Week 8 Power Rankings:

  1. Soy Boy Beta Cucks (6-2, W1) - Dang Bin! 170.82 is an unreal amount of points. Fun Fact - Dalvin Cook and DK Metcalf (81.7 points total) would have beat the following teams this week: Andank Andank, East Joppa Mart, and the Rat King. Great matchup for the two league favorites in Week 9, with Lansdowne Laphods (fka Yogino) cumming to town.

  2. Lansdowne Laphogs (5-3, W4) - Speaking of Joey, he's arguably the hottest team in SOTBFFL at the moment. Winners of a 4th in a row and expecting the return of Run CMC. May Yahweh have mercy on our pathetic souls.

  3. My Honeygo Chubb (4-4, W2) - Squashed a dumpster fire Rat King team. Week 9's matchup against Pierce in the Bitter Bowl.

  4. Jet Flying Son of a Gun (6-2, W1) - A strong Thursday night performance from Curtis Samuel helped Scheeler say, "Yeeeeeeeeeet", as he beatdown Il Douche. Scheeler dominates the regular season, but is a perennial first round bye in the playoffs for whoever he plays.

  5. East Joppa Mart (5-3, L2) - 69 points is very nice. Deleting 12 beers in 30 mins on Saturday night was even nicer. Let's see you delete one via shotgun. 2x points if you include a floater of Sherwin Williams paint.

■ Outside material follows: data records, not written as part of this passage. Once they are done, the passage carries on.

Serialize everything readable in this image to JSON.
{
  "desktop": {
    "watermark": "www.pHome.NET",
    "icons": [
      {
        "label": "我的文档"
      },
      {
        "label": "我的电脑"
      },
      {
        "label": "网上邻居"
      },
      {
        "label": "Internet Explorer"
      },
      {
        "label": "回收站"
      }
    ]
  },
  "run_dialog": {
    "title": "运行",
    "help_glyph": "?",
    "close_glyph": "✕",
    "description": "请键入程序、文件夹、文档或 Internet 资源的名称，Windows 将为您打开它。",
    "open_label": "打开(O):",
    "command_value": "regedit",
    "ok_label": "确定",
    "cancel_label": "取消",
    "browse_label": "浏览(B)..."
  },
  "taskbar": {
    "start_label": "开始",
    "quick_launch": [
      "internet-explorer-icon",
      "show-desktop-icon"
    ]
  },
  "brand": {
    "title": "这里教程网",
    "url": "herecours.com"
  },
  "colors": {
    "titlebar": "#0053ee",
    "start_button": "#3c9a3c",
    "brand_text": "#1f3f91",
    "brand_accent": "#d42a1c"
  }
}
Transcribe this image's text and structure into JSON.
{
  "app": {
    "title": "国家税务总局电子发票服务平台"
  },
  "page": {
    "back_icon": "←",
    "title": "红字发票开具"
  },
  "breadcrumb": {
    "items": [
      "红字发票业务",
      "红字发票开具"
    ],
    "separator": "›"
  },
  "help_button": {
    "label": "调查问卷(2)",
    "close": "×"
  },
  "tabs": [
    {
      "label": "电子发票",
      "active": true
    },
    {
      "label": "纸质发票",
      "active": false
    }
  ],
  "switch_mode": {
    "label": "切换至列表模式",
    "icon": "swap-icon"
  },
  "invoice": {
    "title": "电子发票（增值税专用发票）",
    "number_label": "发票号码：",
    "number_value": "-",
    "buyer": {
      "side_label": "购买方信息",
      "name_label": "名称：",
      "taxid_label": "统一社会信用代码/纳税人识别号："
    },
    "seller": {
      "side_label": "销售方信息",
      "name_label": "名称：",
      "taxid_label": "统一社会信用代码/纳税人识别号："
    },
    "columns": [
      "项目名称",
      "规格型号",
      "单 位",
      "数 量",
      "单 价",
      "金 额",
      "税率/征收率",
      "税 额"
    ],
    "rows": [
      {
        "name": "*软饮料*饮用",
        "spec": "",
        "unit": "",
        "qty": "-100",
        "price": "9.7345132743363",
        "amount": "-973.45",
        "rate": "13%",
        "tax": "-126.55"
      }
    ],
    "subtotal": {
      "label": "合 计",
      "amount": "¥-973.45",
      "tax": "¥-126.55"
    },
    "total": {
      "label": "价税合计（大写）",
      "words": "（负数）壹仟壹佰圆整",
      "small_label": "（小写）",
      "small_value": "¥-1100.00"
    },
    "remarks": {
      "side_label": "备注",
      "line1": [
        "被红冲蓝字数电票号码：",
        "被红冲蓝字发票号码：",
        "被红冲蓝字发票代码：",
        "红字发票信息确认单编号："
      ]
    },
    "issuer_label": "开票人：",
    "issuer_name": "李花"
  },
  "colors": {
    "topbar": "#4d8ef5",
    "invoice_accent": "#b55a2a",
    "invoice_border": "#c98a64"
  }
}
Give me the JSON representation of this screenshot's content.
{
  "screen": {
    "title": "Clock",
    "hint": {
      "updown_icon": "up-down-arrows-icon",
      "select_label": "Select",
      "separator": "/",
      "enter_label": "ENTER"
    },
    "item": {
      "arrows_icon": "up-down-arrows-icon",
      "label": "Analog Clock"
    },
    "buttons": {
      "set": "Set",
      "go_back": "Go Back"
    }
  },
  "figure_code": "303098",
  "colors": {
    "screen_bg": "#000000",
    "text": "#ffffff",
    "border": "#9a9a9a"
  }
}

  6. Andank Andank (3-5, L1) - Andank's worst performance of the year. He's fallen from #3 in the Week 7 PRs all the way to 6th. As long as Andank can squeeze out a few more "W's" he'll make some noise in the playoffs.

  7. Il Duce (6-2, L1) - MPR's mid-season slump could turn around with a very bad JJJS matchup in Week 9. Il Duce was staring at first in the PRs three short weeks ago.

  8. Rat King (4-4, L1) - Ok IBM Watson, how do I go fuck myself?

  9. Straight Cash Homie (2-6, L1) - Nope.

  10. Chicago Dogs (3-5, W1) - At least you have your pride?

  11. J.J.J.S. (3-5, W1) - Gout to be kidding me.

  12. Team Mr. Probation (1-5, L2) - Time is a flat circle that only repeats itself.